Cybersecurity will only become more important and more pervasive as time passes and we look towards the future.
- What does Iron Mountain believe will drive the future of cybersecurity in South Africa, and even Africa?
Technology is the key driver of economic growth in South Africa and beyond. Technological progress will allow us for the more efficient production of more and better goods and services, which is what prosperity depends on.
As we keep embracing and interacting with technology the volume of data is practically exploding by day. Data breaches, ransomware, cyber-attacks will continue to rise as data being the most valuable asset on earth.
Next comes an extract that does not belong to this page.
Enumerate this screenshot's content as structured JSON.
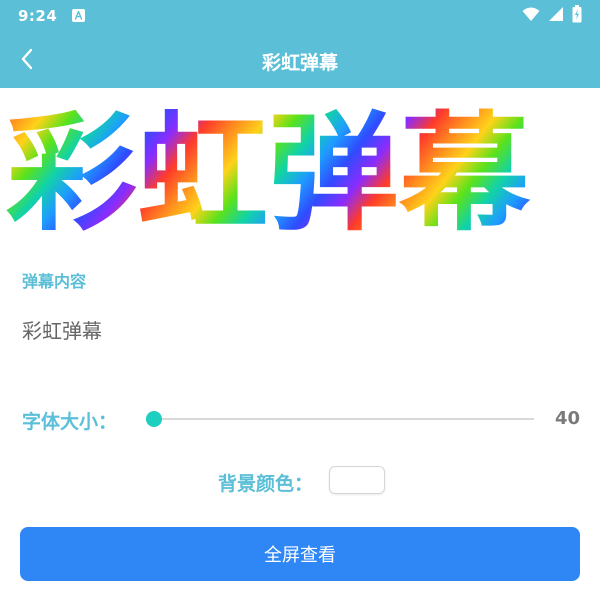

As a global player with 65 years of track record, Iron Mountain helps companies to manage their data in a safe and secure way.
- How can organisations like Iron Mountain aid those looking to become PoPIA compliant but have no idea where to begin?
We are seeing companies struggling with red tapes around the administrative cost of regulatory compliance in order to be PoPIA compliant. As an industry leader in data management, we help companies with all aspects to be PoPIA compliant.
Either through our consulting services or through different kinds of solutions, we offer to help companies digitize their businesses & manage data safely towards the future.
And we are excited to announce that we’ll soon be launching our state-of-the-art Content Services Platform in South Africa.
Our CSP will help companies extract value out of their (physical) data and do great things in combination with other data sources and AI/ML technology. Depending on the use case we can help companies unlock the potential of their data and make their next step in their DX journey.
*UPDATE: With the South African Information Regulator extending the PoPIA compliance deadline from 1 July 2021 to 1 February 2022 due to technical difficulties in its sign-up systems, and other reasons, the Regulator has said that no responsible party will be held liable for not registering by 30 June 2021.
However, offences against the act itself will be prosecuted as the act will still become effective as of 1 July 2021.